El 20 de agosto del año 2002 la Federación de Maestros de Puerto Rico ratificó su segundo convenio colectivo en la historia. Ese convenio colectivo no estuvo exento de debates, controversias y discusiones tanto entre el patrono y el liderato sindical, como entre el magisterio militante. La ley 45 de Sindicación de Empleados Públicos que abrió la puerta para la negociación de claúsulas económicas y de condiciones de trabajo para los empleados públicos del gobierno central, fue también su condena.
Durante la década de los 90, el magisterio, siendo uno de los sectores más numerosos y mejor organizados del empleo público, se convirtió en un poder político important. La FMPR junto a las organizaciones bonafide formaban, de facto, un bloque de resistencia obrera importante. Sin embargo su poder estaba limitado por su falta de reconocimiento para la negociación y la ausencia del derecho a la huelga. Si necesidad de ley que los facultara, estas uniones ejercían lo que se considera un derecho inalienable de toda trabajadora y trabajador, el derecho a organizarse para exigir mejoras en sus condiciones de trabajo y sustento, incluyendo el derecho a la huelga.

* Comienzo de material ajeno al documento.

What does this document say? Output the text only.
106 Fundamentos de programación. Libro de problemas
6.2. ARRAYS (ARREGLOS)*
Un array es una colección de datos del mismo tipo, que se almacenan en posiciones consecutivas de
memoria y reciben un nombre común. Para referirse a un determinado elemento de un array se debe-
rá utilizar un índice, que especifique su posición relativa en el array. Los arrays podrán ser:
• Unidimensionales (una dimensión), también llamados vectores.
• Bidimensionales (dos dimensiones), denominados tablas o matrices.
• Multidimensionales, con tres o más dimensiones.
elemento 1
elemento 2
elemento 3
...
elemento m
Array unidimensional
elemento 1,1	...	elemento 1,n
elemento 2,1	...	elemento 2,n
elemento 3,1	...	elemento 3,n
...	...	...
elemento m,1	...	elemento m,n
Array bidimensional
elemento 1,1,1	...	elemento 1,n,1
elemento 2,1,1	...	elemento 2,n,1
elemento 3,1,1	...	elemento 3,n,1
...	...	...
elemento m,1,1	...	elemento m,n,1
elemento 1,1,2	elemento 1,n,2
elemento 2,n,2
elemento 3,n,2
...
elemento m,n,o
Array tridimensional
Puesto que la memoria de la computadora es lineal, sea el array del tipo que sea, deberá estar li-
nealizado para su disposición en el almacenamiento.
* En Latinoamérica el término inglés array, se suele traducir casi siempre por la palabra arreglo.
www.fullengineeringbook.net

La falta de reconocimiento del estado a estas uniones se convirtió en un problema político para el programa neoliberal y privatizador. Este problema se hizo evidente por la amplia solidarida desplegada por los unionados en la huelga contra la privatización de la telefónica. Como una de las consecuencias de este proceso, surge el interés de sectores del estado de controlar o destruir el poder obrero alcanzado por las uniones bonafide. La ley 45 de sindicación llegó como producto del reclamo de los sectores que pedían el derecho a la negociación colectiva, pero fue adaptada a la medida de las uniones chupacuotas extranjeras que cabildearon para entrar en el nicho del empleo público en Puerto Rico. La ley 45 por un lado garantiza el derecho a la negociación colectiva, pero por el otro lado creó el mecanismo para la domesticación de las uniones que se sometieran a ella por medio de las decertificaciones. La ley es tan atinada en su objetivo domesticador que los grupos syndicates que se negacen a formar parte de la representación exclusiva estaban a merced de las sanciones de esta ley: prohibición de exisitir, cobrar cuotas y sus lideratos descalificados de regresar a dirigir esa u otra unión. Hay quienes miden el éxito de la ley por la cantidad de cuotas recibidas, en vez de por el poder político ganado o perdido.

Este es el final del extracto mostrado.